Nun kommen die Tarifsteigerungen, die zwischen Bund und Kommunen vereinbart wurden, hinzu. Sie sind richtig und wichtig, denn sie sind Wertschätzung und Anerkennung für die so wichtige Arbeit der sozialen Infrastruktur. Natürlich wollen Träger diese Tarifsteigerungen auch an ihre Beschäftigten weitergeben, das führt aber zu einer enormen Herausforderung für die örtlichen Haushalte und die Träger selbst. Eine Kürzung der Angebote steht ins Haus. Und deshalb lassen sie mich an dieser Stelle sagen: Liebe Träger, liebe Beschäftigte in der sozialen Infrastruktur: Wir sehen euch. Wir hören euch. Wir nehmen euch ernst.
Sie ernstzunehmen bedeutet aber auch, keine Versprechen zu machen, die wir am Ende nicht halten können. Wir haben eine Überbrückungshilfe bei den KiTas möglich gemacht. Mit den Änderungsanträgen der Fraktionen CDU und Grüne haben wir im Einzelplan 11 noch einmal 500.000€ bei den Aidshilfen draufgelegt, nachdem im Regierungsentwurf gekürzt wurde.
Trotzdem steht fest: Wir werden eine zukunftssichere Aufstellung unserer sozialen Infrastruktur nicht ohne andere Finanzierungsmodelle hinbekommen. Wir sind verfassungsrechtlich an eine Schuldenbremse gebunden, die zu einer anderen Zeit verabschiedet wurde. Einer Zeit, in der die Herausforderungen, die vor uns liegen, nicht angemessen berücksichtigt wurden. Investitionsstau in unserer Verkehrsinfrastruktur, im Kampf gegen den Klimawandel und seine Folgen und ja, auch in unsere soziale Infrastuktur, sind unter den jetzigen Rahmenbedigungen schlichtweg nicht zu meistern. Das Tischtuch, an dem wir ziehen, ist an allen Ecken und Enden zu kurz.
Und daher hilft es wenig, wenn Oppositionspolitik, ob in Berlin oder in Düsseldorf vor allem durch Verfassungsklagen zu Haushaltsrahmenbedingungen sichtbar wird und nicht durch das ernsthafte Anbieten von Lösungen. Das ist natürlich ihr gutes Recht, wird aber dem Ernst der Lage nicht gerecht. Noch weniger hilfreich ist es, wenn platt Erhöhungen gefordert werden, aber keine Gegenfinanzierung vorgeschlagen wird. Eine Schuldenbremse heißt: Wer A sagt muss auch B sagen, wer an der einen Stelle erhöhen will muss an einer anderen kürzen und sich der Debatte stellen.
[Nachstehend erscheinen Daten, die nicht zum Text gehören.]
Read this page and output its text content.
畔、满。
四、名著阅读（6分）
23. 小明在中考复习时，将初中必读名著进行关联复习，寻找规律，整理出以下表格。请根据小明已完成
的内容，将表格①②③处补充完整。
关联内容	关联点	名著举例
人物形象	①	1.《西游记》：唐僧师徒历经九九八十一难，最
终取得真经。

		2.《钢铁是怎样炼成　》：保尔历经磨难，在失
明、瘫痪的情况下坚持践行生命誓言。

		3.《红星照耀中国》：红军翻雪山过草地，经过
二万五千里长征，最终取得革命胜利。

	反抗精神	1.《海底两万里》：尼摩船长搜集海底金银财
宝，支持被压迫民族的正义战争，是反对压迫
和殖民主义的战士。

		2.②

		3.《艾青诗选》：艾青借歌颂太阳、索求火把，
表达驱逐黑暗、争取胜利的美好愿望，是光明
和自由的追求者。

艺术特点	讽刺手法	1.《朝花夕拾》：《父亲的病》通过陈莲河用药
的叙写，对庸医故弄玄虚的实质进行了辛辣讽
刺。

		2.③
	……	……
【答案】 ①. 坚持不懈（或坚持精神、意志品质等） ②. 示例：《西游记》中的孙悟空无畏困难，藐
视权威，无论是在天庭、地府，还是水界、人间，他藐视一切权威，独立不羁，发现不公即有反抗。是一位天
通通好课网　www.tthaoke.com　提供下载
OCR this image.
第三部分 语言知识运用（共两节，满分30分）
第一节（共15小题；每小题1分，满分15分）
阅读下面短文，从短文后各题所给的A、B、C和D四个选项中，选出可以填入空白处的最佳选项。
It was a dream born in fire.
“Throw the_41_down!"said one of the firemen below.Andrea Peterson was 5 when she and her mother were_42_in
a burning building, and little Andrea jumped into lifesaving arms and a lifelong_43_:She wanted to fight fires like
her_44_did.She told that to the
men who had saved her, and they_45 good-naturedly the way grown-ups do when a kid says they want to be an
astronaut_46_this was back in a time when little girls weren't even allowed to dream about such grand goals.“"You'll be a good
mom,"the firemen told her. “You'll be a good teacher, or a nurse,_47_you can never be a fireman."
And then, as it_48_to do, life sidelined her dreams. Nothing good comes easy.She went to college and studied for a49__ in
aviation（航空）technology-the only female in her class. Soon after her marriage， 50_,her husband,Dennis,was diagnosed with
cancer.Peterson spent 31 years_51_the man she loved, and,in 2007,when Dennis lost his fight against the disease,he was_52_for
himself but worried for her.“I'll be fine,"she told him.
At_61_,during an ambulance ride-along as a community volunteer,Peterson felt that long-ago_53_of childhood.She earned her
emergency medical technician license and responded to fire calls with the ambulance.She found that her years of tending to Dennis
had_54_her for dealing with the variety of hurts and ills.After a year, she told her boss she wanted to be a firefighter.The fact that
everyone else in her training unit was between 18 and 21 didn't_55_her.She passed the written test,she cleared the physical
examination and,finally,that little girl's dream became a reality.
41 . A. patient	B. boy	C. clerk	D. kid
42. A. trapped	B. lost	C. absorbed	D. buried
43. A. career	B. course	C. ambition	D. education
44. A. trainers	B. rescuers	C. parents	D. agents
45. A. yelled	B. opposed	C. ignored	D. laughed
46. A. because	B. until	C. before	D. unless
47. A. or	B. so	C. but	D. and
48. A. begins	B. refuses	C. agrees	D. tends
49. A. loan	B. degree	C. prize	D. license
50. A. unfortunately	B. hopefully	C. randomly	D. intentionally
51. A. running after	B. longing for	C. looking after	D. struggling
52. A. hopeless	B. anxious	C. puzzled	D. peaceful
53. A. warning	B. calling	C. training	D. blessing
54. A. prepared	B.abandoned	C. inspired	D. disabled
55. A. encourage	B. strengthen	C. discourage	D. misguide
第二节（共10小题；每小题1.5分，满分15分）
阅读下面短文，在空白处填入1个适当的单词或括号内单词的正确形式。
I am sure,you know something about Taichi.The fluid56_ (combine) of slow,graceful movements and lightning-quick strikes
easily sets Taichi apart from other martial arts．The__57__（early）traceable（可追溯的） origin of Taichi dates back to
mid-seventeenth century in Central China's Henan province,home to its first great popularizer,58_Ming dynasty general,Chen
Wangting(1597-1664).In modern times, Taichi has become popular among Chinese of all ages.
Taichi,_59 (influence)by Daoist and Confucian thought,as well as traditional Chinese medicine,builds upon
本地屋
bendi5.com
Das tut die Opposition hier nicht.
Und deshalb muss ich diese Rede hier als einen ernsthaften Appell an alle demokratischen Fraktionen, egal ob im Bund oder den Ländern richten – lassen sie uns Schluss machen mit den Scharmützeln über die Ebenen hinweg. Lassen sie uns ernsthaft über ein zukunftsfestes Update der Schuldenbremse und eine gerechte Verteilung der Steuerlasten in unserem Land sprechen. Und lassen sie mich hier noch einmal deutlich herausstellen: Eine Priorisierung im Bundeshaushalt zu Lasten von Sozialleistungen läuft nicht nur konträr zur Würde des Menschen, sie ist auch Nährboden für antidemokratische Kräfte. Ein Gesundsparen der Haushalte zu Lasten der sozialen Infrastruktur ist kurzsichtig, denn sie verursacht längere Abhängigkeit von Sozialleistungen und damit Folgekosten, die wir alle tragen müssen. Jetzt sind wir alle gefragt und können es uns nicht leisten, uns der Verantwortung zu entziehen.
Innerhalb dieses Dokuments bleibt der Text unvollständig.